Unfortunately, there is plenty of misinformation about the suitability of the assets a trader should pursue.  This is due to the fact that new traders rely on so-called “professionals” to guide them.  This usually happens as traders do not have the necessary experience to make the appropriate decisions that fit their personal goals.  The reality is that  traders should, at the very least, acquire a basic knowledge of all asset classes.  This is because in financial markets money is constantly seeking returns, and thus markets become intertwined or correlated.  A simple example of this is when the stock market falls, those selling their shares will likely move the proceeds from these sales and buy the safer asset class of U.S. Treasury Bonds.

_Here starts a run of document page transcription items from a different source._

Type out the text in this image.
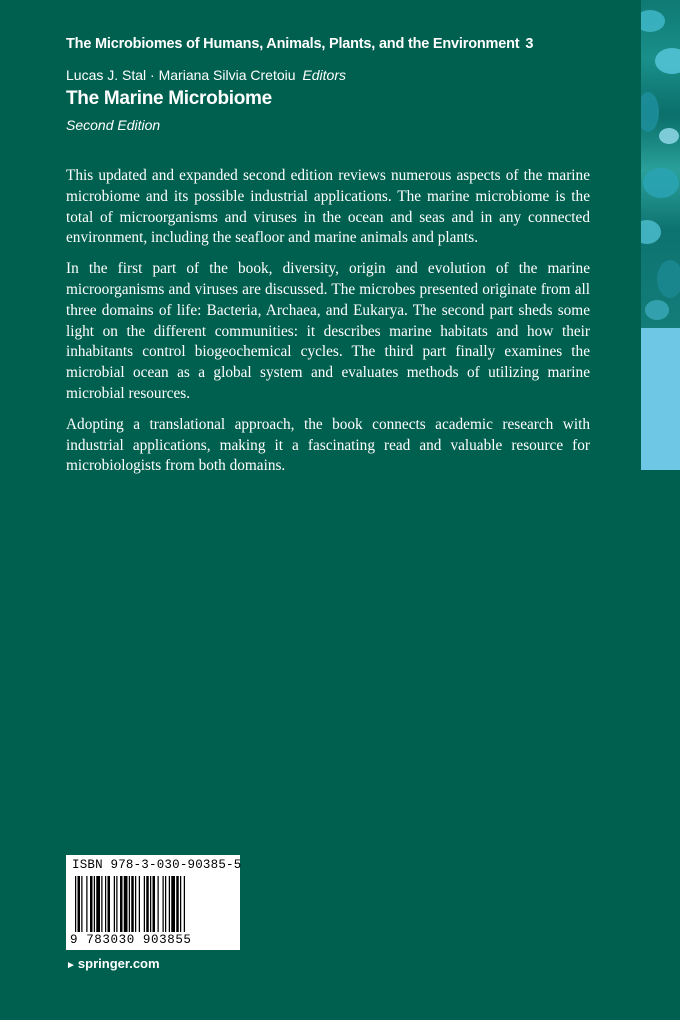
The Microbiomes of Humans, Animals, Plants, and the Environment 3
Lucas J. Stal · Mariana Silvia Cretoiu Editors
The Marine Microbiome
Second Edition

This updated and expanded second edition reviews numerous aspects of the marine microbiome and its possible industrial applications. The marine microbiome is the total of microorganisms and viruses in the ocean and seas and in any connected environment, including the seafloor and marine animals and plants.

In the first part of the book, diversity, origin and evolution of the marine microorganisms and viruses are discussed. The microbes presented originate from all three domains of life: Bacteria, Archaea, and Eukarya. The second part sheds some light on the different communities: it describes marine habitats and how their inhabitants control biogeochemical cycles. The third part finally examines the microbial ocean as a global system and evaluates methods of utilizing marine microbial resources.

Adopting a translational approach, the book connects academic research with industrial applications, making it a fascinating read and valuable resource for microbiologists from both domains.

ISBN 978-3-030-90385-5
9 783030 903855
► springer.com
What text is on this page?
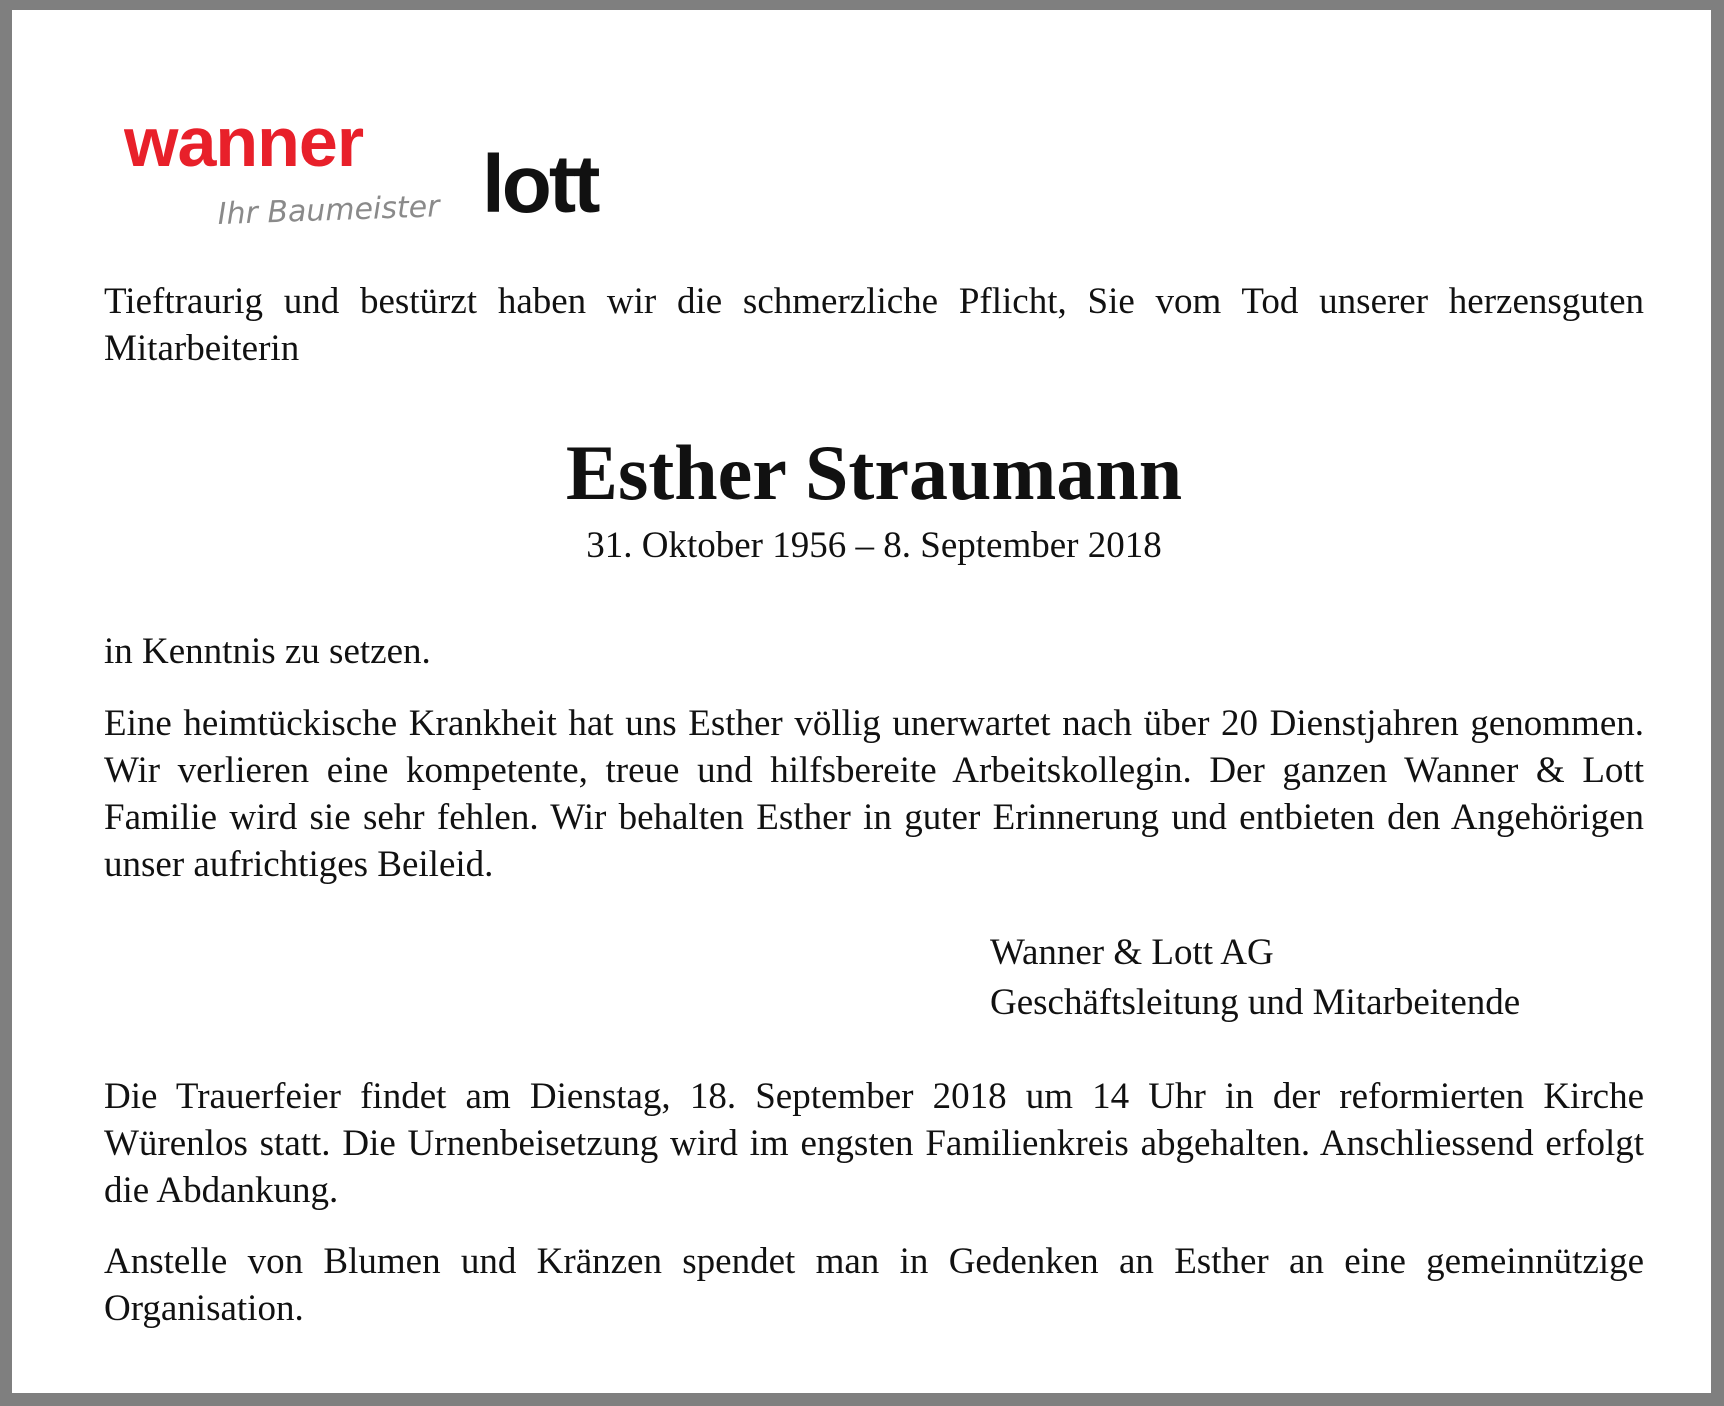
wanner lott
Ihr Baumeister

Tieftraurig und bestürzt haben wir die schmerzliche Pflicht, Sie vom Tod unserer herzensguten Mitarbeiterin

Esther Straumann

31. Oktober 1956 – 8. September 2018

in Kenntnis zu setzen.

Eine heimtückische Krankheit hat uns Esther völlig unerwartet nach über 20 Dienstjahren genommen. Wir verlieren eine kompetente, treue und hilfsbereite Arbeitskollegin. Der ganzen Wanner & Lott Familie wird sie sehr fehlen. Wir behalten Esther in guter Erinnerung und entbieten den Angehörigen unser aufrichtiges Beileid.

Wanner & Lott AG
Geschäftsleitung und Mitarbeitende

Die Trauerfeier findet am Dienstag, 18. September 2018 um 14 Uhr in der reformierten Kirche Würenlos statt. Die Urnenbeisetzung wird im engsten Familienkreis abgehalten. Anschliessend erfolgt die Abdankung.

Anstelle von Blumen und Kränzen spendet man in Gedenken an Esther an eine gemeinnützige Organisation.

In a market environment where volatility is low and most markets are moving in a slower manner, some options strategies would make sense to generate weekly income.  In addition, options can provide a higher leverage strategy to take advantage of longer term moves in individual stocks and specific sectors using ETF’S.  On the other hand, when there is plenty of movement (high volatility), futures trading could produce large profits, provided the strategy is a low risk anticipatory approach.  


In the final analysis, having a balanced, diversified approach through various asset classes can help traders navigate through ever-changing market conditions.  Ultimately, the goal of a trader is to generate a rate of return on the money invested; to that end, does it matter where those returns come from?